For all Haley’s talk about hard truths, a staple of her stump speech, the one she hasn’t come to terms with is that Trump represents the bright line of our times. It’s a which-side-are-you-on moment. And, as she made clear in her remarks, she doesn’t want to pick one.
Instead, she’s contorting herself, and blurring the history we’ve all lived through, to argue Trump has changed. It's a way to rationalize her own capitulation to him in 2016 and accommodate a party rank-and-file that just maybe can be convinced that the person who called for a Muslim ban, mocked Mitt Romney for walking like a penguin and belittled John McCain’s war record and gold star families was a bigger person when he first ran for president.
I know why she’s doing it — she doesn’t want to be seen as Liz Cheney, as donning the blue jersey by saying Trump is unfit for office. Haley wants to retain her viability with Republicans, which is why she made clear again in that speech she’s no Never Trumper.
There are many others like Haley. There’s actually a word for them in the Trump era: homeless. Or to use a more modern phrase: the politically unhoused.
They dot her rallies, those who say they’ll reluctantly vote for Trump as the nominee this fall, those who will sit it out, and some, including the fellow who yelled “lock him up” about Trump at Haley’s Camden rally, who will back Biden.
It's not a small coalition. Depending on the state, Haley’s sympathizers constitute a third or more of the party. But it’s hardly enough to win a nomination.
The question now is how much of this primary was a matter of Trump being sui generis, a celebrity strongman figure like the country has never seen, or whether the party and politics broadly has irrevocably changed.
I wouldn’t expect a political Martin Luther to be showing up at that GOP’s door anytime soon. There has to be a market for a reformation.
Losing the presidency once more may create the beginnings of one, but recall how badly the Democrats had to lose in three consecutive elections in the 1980s before Bill Clinton tugged them to the center. In a polarized era, and with a nominee who will never admit defeat anyway, there’s no such landslide repudiation in the offing. And, knowing Trump, does anybody think he’d immediately take running again in 2028 off the table?
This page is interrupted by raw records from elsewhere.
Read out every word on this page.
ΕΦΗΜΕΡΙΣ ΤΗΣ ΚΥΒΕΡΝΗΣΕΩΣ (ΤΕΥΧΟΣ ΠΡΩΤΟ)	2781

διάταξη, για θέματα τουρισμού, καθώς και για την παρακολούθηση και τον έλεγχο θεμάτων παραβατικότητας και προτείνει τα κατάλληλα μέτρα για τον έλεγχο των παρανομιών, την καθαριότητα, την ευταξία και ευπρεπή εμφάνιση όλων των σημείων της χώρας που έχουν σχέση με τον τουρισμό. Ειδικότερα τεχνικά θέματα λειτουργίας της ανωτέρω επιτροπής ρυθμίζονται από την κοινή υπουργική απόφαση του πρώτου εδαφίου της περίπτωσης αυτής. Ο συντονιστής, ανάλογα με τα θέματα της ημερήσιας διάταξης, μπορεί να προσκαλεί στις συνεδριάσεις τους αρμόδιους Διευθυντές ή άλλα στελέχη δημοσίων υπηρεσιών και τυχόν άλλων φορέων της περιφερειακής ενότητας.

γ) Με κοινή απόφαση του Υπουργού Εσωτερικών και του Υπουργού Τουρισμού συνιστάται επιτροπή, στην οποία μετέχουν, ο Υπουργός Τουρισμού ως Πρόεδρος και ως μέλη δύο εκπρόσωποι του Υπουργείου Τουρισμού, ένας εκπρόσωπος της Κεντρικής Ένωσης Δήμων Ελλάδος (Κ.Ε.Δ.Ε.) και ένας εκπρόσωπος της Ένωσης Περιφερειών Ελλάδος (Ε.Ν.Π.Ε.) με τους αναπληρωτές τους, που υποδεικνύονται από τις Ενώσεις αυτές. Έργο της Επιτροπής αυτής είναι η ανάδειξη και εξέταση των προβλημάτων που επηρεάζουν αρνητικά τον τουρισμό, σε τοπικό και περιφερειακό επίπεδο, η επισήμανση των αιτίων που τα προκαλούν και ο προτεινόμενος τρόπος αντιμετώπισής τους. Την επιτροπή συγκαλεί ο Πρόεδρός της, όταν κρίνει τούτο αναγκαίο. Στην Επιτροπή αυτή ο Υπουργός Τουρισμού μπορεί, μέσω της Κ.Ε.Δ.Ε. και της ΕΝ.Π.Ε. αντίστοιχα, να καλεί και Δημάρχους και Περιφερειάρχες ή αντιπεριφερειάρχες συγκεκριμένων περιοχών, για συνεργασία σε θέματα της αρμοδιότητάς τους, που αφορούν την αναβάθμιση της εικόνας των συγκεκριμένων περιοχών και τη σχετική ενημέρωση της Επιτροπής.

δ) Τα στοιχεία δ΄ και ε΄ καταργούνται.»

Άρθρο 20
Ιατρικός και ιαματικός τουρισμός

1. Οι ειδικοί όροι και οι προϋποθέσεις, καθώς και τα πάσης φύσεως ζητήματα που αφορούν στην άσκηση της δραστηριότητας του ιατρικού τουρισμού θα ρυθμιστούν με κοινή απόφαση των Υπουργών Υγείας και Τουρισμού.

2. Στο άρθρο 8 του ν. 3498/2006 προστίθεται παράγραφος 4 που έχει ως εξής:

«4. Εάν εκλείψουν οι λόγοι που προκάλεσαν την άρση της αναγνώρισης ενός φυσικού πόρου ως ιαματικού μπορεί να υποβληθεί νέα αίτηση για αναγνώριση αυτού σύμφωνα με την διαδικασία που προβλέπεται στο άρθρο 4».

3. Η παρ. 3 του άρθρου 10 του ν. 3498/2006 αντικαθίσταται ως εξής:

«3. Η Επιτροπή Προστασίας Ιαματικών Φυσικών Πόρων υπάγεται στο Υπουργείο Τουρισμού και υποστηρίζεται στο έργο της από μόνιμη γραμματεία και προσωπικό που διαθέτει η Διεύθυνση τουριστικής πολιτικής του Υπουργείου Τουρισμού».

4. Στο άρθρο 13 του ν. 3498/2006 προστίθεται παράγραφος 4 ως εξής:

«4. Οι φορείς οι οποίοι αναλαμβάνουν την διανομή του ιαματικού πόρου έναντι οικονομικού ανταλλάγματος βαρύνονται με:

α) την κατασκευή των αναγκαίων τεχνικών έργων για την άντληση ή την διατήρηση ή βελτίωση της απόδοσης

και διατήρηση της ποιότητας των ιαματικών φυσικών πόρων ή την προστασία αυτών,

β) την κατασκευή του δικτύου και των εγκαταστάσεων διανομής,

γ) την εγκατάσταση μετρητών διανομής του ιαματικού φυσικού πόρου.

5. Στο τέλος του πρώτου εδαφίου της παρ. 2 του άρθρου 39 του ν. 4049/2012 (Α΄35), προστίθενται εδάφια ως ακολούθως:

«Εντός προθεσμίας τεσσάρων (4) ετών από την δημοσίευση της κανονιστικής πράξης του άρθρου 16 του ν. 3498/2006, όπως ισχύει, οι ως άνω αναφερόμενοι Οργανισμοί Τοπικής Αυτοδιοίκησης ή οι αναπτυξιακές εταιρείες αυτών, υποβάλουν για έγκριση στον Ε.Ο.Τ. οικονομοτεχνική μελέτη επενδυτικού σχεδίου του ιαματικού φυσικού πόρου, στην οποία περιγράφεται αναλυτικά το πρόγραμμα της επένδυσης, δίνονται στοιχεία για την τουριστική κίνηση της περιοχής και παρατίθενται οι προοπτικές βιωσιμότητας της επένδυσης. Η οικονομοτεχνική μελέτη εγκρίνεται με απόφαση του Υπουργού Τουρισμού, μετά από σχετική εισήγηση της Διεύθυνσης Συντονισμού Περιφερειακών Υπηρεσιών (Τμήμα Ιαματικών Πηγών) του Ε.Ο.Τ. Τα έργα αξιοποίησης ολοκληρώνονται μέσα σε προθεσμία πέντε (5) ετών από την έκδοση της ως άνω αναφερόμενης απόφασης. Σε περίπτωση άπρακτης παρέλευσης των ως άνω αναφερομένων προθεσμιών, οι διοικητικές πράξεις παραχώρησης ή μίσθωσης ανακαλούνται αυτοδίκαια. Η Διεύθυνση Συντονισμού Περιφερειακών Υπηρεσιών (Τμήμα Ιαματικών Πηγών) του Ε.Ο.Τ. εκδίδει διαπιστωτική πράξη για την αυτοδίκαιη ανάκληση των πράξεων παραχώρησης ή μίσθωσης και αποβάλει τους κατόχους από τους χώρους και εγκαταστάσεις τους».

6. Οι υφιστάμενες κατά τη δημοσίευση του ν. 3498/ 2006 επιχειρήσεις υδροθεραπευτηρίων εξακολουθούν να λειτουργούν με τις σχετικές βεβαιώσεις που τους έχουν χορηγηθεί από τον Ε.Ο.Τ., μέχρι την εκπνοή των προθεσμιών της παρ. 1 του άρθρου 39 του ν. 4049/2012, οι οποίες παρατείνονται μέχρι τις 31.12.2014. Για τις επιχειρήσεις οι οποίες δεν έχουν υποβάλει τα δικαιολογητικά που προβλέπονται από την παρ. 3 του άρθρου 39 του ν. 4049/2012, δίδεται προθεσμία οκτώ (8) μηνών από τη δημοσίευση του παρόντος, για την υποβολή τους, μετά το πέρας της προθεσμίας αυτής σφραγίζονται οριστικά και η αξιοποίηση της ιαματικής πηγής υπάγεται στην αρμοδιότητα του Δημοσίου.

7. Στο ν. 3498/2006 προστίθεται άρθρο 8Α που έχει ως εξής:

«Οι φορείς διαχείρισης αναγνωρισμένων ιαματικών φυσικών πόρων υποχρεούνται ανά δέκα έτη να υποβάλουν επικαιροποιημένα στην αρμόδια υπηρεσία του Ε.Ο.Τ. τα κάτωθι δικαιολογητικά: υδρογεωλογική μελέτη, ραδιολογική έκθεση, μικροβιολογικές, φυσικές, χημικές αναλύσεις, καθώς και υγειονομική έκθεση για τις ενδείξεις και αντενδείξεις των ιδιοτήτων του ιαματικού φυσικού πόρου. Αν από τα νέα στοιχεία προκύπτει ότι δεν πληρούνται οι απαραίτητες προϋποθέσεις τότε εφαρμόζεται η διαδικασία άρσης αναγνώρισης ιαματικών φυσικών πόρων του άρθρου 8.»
So we beat on, pulled by the currents — even if millions of voters don’t want to be borne back ceaselessly into the past.
In Camden, the heart of South Carolina’s horse country, the crowd for Haley’s rally looked the part. Arriving in a Barbour coat and bow tie was retired Major General Julian Burns, a West Pointer, and his wife, Ruth Ann, who was the first female company commander at Texas A&M and had the Aggie ring to prove it.
The retired general was quick to explain why he liked Haley. “Integrity, youth, she understands the international piece,” he said.
But the Burnses couldn’t as easily grasp why the former president faces no penalty for his conduct.
Ruth Ann ventured that party leaders are “afraid of Trump.”
Julian changed the topic to Biden’s infirmities before grouping them with Trump’s behavior to speak for his fellow ranks of the homeless.
“I can’t believe what’s going on,” he said.